Well, okay. First, let's take a look at the law itself:
Any food establishment to which this section applies shall not be allowed to serve food to any person who is obese, based on criteria prescribed by the State Department of Health after consultation with the Mississippi Council on Obesity Prevention and ManagementThe analogy to alcohol starts immediately. How do you know someone is obese? Well, how do you know someone is drunk? The bartender knows based on a series of signs, including slurred words, loose body movements, uncoordination, loudness, etc. It would appear that they'd like this same vague "knowing" to apply to judging someone's weight - except, weight isn't that easy to determine. Looking at me, you wouldn't guess I weigh what I do (it even surprises my doctor), and I certainly would never be a candidate for withholding a meal in a restaurant...based on my looks. But at one point in the recent past, my BMI certainly was in the category that qualified for obese.
So then, what - wait staff are supposed to take their average best guess on someone's weight, BMI, fat versus muscle mass, and etc? Can we say lawsuits based on discrimination? (I thought we might.)
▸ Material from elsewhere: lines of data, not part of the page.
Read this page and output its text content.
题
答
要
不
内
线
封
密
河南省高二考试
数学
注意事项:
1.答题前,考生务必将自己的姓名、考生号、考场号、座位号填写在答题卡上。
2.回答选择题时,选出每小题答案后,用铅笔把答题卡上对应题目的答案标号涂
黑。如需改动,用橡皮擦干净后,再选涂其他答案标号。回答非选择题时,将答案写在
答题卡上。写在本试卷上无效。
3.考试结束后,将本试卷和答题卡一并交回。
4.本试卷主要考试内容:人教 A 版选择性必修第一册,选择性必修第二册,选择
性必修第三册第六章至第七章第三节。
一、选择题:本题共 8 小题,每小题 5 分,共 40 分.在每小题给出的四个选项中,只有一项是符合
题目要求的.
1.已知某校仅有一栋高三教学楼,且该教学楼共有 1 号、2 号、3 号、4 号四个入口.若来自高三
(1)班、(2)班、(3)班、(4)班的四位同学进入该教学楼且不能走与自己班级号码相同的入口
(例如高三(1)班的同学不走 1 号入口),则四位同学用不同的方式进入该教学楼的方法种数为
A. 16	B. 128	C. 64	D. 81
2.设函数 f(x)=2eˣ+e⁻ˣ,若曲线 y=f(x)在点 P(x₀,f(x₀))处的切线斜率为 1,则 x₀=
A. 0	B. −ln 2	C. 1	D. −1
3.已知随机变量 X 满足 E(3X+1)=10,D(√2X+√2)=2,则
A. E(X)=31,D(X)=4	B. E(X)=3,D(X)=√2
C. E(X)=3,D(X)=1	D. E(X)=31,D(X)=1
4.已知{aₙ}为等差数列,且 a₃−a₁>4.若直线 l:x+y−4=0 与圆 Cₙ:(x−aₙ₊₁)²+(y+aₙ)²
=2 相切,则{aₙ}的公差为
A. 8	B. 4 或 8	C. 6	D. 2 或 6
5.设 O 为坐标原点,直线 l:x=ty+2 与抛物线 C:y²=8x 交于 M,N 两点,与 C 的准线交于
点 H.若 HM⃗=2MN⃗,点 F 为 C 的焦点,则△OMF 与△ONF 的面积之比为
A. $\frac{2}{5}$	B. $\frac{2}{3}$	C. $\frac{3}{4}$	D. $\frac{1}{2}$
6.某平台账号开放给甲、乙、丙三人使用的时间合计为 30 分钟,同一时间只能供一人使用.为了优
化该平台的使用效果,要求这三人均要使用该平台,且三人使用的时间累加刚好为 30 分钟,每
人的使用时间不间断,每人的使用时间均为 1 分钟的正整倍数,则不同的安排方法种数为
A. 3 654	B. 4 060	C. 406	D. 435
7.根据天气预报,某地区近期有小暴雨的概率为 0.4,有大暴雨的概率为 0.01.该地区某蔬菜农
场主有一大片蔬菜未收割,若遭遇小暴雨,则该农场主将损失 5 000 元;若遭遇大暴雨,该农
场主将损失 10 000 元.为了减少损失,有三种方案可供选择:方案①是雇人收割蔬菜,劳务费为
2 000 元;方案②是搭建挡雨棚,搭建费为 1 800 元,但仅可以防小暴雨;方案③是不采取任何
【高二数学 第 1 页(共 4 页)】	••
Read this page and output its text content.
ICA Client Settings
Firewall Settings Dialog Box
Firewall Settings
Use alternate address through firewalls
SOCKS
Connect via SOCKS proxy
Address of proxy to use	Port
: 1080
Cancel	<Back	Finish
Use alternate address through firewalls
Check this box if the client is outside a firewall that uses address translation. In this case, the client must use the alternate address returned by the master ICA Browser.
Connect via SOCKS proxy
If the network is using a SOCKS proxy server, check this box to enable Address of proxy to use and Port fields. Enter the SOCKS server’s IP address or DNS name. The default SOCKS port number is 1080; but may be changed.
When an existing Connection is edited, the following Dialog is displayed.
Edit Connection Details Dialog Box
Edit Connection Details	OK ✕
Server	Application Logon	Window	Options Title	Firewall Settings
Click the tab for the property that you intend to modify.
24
The problem here, and the way that as much as it might be nice to draw parallels between drunkenness and obesity, is that drunkenness does typically have the same basic set of signs no matter who you are. It doesn't matter how tall or short you are, your genetic history, your medical history - nothing. Being drunk is the same thing, and therefore relatively easy to determine (and especially the ones who should be completely cut off).
Being obese is not the same thing. Your rate of obesity does vary on size, on body type, your genetic history, your medical history. Everything. Obesity is a matter of your physical body and its relationship to your environment and your culture, and therefore not at all easy to determine (and certainly not by inexperienced wait staff).
Finally, and perhaps the clearest distinction, and hole in the argument being made, is that if you don't cut off someone who's drunk, their potential for death goes up that night - as does their potential to kill someone else. Even if someone who's obese eats themselves to death, they're not going to kill another person as they do it. They're not going kill another person with them or through their mistaken judgment. Time is on the obese person's side, it's not on the side of the drunk person trying to drive.
Perhaps it's a rather strict utilitarian view, but it does seem to me that if you choose not to cut off someone who's drunk, and they go on to hurt or kill another person, you are at least to some degree at fault for not trying to stop the drinker. But the chances of someone who's obese not being cut off from their food and then going out to hurt or kill another person seems... unlikely, to say the least. This is not to say there are not consequences from being obese, but they are a different set of consequences, and primarily affect the obese individual rather than a person who's suffering at the hands of a drunk driver.